…And, perhaps even more exciting, we also finally have an amazon link where you can pre-order our Time for Dinner cookbook. OK…how cool is that cover? I can call my own number here because I had absolutely nothing to do with it. Lia Ronnen at Melcher Media and Bonnie Siegler at Number 17 are the creative forces behind the design — as well as the 75 other cover tries that I am convinced, if decoupaged into shelf-liner, could make someone somewhere a million bucks. (Thanks, guys.)
In honor of this milestone, I’m giving you a recipe (tweaked a bit) that comes from one of my favorite chapters of the book.

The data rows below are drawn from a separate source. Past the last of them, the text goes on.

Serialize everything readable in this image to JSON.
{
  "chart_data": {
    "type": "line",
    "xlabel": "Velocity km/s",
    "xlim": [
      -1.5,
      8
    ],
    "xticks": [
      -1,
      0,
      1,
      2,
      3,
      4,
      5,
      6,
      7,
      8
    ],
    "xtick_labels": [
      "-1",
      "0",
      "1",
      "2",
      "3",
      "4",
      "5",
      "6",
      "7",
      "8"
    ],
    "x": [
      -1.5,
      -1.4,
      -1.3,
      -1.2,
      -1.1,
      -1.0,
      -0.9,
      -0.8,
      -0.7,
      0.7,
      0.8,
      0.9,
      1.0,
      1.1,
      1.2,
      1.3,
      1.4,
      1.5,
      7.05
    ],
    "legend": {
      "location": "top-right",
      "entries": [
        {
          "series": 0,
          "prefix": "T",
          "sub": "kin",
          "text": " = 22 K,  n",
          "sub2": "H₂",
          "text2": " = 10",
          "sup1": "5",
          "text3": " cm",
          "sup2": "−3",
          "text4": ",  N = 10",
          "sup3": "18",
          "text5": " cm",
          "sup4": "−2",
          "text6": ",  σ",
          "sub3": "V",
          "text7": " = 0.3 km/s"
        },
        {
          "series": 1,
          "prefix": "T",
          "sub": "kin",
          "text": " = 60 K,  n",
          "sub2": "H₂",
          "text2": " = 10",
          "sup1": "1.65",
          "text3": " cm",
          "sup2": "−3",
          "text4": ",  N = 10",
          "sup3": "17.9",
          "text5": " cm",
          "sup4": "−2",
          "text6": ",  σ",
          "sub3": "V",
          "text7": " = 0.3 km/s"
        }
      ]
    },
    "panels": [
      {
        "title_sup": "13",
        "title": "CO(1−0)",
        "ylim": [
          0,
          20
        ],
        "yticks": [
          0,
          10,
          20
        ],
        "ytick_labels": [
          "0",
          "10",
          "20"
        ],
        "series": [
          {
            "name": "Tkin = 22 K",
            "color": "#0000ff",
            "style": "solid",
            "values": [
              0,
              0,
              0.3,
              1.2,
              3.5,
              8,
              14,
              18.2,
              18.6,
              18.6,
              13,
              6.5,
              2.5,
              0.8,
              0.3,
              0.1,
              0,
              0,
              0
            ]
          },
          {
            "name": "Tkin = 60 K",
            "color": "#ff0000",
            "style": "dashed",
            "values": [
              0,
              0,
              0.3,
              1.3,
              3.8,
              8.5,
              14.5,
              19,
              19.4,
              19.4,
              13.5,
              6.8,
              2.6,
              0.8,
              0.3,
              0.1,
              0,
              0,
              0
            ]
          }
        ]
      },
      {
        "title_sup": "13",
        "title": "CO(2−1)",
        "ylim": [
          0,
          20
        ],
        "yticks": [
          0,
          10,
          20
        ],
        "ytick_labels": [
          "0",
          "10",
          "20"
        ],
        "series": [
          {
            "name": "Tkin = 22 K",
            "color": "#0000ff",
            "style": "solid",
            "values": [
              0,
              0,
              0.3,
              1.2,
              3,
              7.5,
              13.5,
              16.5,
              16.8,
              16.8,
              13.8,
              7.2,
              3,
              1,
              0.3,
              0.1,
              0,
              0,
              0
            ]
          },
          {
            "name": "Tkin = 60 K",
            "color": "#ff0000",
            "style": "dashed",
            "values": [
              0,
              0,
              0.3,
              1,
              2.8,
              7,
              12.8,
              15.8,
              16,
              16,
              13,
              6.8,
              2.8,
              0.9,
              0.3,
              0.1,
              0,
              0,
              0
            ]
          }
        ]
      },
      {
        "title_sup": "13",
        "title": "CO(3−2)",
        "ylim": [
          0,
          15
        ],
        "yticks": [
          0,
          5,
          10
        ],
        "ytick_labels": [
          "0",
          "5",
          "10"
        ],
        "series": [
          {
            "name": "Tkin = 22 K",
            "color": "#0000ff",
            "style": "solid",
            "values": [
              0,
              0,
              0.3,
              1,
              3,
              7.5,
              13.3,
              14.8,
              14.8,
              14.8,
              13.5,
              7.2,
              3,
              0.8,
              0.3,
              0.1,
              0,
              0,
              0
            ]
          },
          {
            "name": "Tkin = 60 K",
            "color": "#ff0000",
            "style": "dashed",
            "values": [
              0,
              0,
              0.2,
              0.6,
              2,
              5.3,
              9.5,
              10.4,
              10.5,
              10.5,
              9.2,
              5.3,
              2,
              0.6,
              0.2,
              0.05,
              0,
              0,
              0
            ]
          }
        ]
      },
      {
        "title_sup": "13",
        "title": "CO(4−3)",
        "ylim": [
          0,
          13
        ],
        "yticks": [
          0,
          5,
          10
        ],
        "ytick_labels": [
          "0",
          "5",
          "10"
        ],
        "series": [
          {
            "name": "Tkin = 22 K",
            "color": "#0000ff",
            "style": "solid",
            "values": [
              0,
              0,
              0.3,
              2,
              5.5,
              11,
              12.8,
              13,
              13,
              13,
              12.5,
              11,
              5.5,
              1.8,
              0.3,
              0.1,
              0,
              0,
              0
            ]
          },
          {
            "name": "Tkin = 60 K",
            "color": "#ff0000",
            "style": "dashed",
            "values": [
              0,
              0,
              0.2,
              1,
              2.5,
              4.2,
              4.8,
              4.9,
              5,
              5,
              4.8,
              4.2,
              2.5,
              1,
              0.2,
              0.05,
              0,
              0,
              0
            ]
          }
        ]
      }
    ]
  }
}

The chapter is a “starter kit” on feeding the baby called “What’s in it for me?” where we show how to prepare basic fresh baby purees (avocado, sweet potato, bananas, etc.), then give instructions for how to take those purees and use them as the base for grown-up dishes. (So an avocado mash turns into taco topping, a peach puree is stirred into a Harry’s-style Bellini, you get the idea.) When we batted around ideas for grown-up-izing baby’s pureed sweet potato, Alanna, who wrote the section, suggested mixing in a miso butter with scallions. Apparently people knew about this combination? I did not, but let me just tell you, it’s a revelation — a revelation that my kids have come to like more than a plain sweet potato.
Sweet Potatoes with Miso Butter and Scallions (adapted from Time For Dinner)
2 whole sweet potatoes or yams
3 tablespoons butter
2 tablespoons miso (white)
2 tablespoons chives or chopped scallions
Roast whole sweet potatoes at 450°F for 40 minutes. While they are roasting, mix together remaining ingredients. When potatoes are ready, slit them in half lengthwise, scoop out some flesh for the baby and mash with a fork. Top the rest with miso butter. (For Abby, I scooped the flesh out of the skin and tossed it for her in a special bowl. Seemed to do the trick.)